Chicory is still a ‘thing’ in New Orleans and a deep part of their history and tradition that they still celebrate. A mixture of Chicory and coffee is still produced commercially in New Orleans and in many parts of Europe, particularly in France. In fact, you can probably find at least one brand of chicory/coffee mix if you look hard enough in some grocery stores in the US (and there’s a good chance it’s produced in New Orleans).

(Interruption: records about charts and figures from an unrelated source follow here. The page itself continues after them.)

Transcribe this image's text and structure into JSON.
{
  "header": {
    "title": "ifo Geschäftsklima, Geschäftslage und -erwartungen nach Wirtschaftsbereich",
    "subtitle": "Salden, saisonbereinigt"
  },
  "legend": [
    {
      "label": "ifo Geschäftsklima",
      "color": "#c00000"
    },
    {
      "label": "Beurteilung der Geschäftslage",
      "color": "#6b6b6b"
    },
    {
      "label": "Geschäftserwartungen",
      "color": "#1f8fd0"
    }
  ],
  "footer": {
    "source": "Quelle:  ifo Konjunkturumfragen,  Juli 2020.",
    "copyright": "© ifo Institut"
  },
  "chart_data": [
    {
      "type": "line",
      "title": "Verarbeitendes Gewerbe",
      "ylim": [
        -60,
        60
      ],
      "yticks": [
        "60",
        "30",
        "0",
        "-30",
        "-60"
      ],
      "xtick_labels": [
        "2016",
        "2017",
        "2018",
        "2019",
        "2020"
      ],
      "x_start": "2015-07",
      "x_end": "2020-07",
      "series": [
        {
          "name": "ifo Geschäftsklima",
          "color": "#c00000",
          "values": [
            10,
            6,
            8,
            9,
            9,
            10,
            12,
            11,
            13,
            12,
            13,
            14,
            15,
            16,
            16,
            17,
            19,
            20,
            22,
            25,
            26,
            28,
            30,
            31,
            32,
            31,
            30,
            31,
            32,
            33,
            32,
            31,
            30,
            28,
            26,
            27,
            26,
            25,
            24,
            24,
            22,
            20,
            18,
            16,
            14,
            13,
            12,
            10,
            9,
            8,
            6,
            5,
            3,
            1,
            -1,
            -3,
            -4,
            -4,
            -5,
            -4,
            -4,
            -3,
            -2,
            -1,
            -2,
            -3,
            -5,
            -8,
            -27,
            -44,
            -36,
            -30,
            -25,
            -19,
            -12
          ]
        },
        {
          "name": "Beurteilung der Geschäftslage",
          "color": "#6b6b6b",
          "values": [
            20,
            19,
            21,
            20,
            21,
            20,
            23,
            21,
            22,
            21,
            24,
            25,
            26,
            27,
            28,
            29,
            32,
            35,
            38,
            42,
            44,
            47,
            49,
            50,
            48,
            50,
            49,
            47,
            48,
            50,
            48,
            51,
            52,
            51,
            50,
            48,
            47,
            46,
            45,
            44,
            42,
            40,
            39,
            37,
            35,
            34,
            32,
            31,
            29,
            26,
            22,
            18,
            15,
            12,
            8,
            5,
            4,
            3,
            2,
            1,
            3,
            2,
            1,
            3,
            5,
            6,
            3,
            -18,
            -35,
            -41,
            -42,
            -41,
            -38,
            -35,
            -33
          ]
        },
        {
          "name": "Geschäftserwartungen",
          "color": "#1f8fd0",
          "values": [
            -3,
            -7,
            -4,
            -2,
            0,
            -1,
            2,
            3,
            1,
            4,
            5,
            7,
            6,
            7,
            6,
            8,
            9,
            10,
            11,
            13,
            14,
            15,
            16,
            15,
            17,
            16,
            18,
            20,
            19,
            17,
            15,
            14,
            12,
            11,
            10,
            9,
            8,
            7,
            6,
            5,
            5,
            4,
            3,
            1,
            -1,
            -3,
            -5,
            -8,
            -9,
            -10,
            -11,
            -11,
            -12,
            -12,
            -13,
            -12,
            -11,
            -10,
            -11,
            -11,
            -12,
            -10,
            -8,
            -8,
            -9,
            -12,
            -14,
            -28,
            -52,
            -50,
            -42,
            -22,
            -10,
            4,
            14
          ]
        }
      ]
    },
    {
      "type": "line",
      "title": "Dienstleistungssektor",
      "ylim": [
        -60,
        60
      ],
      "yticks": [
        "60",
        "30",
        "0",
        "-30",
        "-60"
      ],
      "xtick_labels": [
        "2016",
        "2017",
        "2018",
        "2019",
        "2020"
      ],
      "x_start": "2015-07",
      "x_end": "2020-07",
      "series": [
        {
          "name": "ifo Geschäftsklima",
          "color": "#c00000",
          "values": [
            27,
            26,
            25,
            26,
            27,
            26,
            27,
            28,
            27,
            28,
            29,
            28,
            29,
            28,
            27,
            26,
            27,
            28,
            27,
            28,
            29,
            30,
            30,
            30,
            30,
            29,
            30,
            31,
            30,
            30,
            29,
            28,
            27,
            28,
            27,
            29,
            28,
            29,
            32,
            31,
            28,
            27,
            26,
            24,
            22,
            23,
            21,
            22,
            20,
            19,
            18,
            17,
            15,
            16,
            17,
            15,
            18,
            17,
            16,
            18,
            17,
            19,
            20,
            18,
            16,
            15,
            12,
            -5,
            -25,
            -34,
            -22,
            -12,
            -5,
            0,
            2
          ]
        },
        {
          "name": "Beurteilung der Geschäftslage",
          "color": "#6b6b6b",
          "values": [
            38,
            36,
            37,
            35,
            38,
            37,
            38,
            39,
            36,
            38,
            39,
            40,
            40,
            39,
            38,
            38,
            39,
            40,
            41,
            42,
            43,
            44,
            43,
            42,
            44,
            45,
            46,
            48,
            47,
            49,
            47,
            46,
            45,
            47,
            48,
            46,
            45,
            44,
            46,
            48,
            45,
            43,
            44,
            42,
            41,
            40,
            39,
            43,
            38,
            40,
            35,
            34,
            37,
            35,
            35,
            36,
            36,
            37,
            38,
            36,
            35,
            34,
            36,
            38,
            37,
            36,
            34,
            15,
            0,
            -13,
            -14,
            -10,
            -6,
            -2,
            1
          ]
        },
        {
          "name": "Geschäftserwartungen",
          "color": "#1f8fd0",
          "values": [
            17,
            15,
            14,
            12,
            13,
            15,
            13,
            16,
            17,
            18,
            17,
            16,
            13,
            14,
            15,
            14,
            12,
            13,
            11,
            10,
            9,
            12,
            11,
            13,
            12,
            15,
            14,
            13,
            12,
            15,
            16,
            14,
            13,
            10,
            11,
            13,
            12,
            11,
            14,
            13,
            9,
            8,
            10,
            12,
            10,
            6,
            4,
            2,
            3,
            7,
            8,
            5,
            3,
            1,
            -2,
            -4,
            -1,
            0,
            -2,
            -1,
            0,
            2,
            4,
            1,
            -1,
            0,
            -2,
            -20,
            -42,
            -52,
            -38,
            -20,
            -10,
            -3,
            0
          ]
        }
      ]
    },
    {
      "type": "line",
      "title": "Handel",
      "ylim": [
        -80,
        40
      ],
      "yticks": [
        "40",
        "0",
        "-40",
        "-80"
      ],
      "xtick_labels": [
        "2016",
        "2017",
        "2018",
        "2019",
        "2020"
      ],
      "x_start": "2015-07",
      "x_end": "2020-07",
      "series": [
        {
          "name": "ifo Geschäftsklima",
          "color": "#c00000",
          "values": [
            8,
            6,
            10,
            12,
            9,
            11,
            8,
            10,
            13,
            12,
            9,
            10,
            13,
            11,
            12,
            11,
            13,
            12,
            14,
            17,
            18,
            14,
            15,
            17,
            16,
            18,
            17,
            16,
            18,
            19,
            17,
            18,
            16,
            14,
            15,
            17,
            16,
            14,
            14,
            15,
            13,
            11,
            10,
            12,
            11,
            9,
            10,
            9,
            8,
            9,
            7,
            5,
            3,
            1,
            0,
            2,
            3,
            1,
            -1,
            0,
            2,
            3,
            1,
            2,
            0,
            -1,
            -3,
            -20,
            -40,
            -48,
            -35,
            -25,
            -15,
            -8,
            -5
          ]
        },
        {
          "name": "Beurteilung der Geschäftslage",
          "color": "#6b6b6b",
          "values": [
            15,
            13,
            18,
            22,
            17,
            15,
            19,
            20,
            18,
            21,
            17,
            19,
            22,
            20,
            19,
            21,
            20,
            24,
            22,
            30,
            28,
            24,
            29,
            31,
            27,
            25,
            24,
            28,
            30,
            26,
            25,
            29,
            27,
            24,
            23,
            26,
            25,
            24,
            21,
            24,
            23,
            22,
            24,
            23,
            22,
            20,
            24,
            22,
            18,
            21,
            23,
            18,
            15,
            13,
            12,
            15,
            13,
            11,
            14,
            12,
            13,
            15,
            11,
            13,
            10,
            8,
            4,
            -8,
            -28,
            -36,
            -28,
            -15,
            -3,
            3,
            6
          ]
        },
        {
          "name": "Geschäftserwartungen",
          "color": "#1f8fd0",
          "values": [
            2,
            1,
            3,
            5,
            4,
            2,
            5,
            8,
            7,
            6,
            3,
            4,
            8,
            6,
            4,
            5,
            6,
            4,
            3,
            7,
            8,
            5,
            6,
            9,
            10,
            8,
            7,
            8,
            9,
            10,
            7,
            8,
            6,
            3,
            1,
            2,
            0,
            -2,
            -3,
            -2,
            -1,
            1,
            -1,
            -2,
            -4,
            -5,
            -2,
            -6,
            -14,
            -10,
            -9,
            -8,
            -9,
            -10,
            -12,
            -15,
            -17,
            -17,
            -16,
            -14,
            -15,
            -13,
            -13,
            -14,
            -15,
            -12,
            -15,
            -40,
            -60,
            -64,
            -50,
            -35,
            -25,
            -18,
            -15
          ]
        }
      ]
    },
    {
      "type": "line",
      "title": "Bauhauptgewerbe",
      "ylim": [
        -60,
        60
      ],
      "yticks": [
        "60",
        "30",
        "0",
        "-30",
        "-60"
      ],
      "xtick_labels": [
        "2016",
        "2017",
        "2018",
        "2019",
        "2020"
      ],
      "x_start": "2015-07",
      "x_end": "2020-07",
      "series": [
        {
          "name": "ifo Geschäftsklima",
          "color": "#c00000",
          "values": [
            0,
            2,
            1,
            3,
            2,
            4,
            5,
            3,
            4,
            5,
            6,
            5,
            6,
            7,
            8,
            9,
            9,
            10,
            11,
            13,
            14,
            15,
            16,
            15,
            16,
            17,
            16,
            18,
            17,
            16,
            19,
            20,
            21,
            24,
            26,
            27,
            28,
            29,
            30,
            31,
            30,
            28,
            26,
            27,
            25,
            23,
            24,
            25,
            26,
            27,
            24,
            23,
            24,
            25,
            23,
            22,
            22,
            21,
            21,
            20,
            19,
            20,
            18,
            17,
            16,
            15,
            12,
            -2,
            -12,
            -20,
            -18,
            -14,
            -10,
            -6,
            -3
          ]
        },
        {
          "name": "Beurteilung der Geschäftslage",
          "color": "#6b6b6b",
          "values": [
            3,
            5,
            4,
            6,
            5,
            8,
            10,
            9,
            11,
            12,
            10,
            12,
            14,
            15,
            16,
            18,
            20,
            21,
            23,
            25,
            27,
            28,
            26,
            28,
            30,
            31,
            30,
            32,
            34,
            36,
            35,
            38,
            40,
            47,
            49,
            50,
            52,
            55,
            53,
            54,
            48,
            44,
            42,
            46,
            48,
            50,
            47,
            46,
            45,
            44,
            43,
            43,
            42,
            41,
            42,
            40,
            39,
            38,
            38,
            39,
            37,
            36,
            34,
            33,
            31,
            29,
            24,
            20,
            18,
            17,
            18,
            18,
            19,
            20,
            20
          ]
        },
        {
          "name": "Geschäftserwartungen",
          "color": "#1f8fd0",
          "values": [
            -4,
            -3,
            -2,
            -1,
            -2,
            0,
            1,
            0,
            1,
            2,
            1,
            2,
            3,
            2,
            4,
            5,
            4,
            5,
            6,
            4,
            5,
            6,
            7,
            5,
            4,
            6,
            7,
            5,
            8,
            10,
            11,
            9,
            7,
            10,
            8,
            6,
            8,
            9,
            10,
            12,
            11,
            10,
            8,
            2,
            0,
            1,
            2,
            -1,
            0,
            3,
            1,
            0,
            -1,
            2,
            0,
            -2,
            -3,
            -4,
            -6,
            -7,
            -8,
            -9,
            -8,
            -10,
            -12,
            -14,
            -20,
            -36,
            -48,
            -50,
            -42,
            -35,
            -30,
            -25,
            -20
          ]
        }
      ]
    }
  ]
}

But now here’s the new thing: Chicory mixed with Tea. About a year ago I tried a commercial brand of Chicory and tea and absolutely loved it. It enabled me to break free from coffee which I felt was hurting my teeth and my stomach and keeping me up at night. Both Chicory and tea have many health benefits, fewer detriments than coffee and each lends to the other, in terms of taste, depth, complexity and interest. They are a winning combination if ever there was one.
And here’s the next bit of good news. Chicory (and tea) are both way, way cheaper than coffee. A 1 pound bag of ground, roasted Chicory, at about $11, goes farther than hundreds of dollars worth of coffee. A tablespoon of Chicory will produce as much or more strong black liquid than 1 cup of coffee grounds. And black tea (adding back a little caffeine if you prefer it) also goes a very long way and doesn’t have to reach the same darkness and strength as coffee.
So, how’s that? A wonderful new taste in your morning cup, much better for you than coffee, and it leaves a little more change jingling in your pocket. Life is good.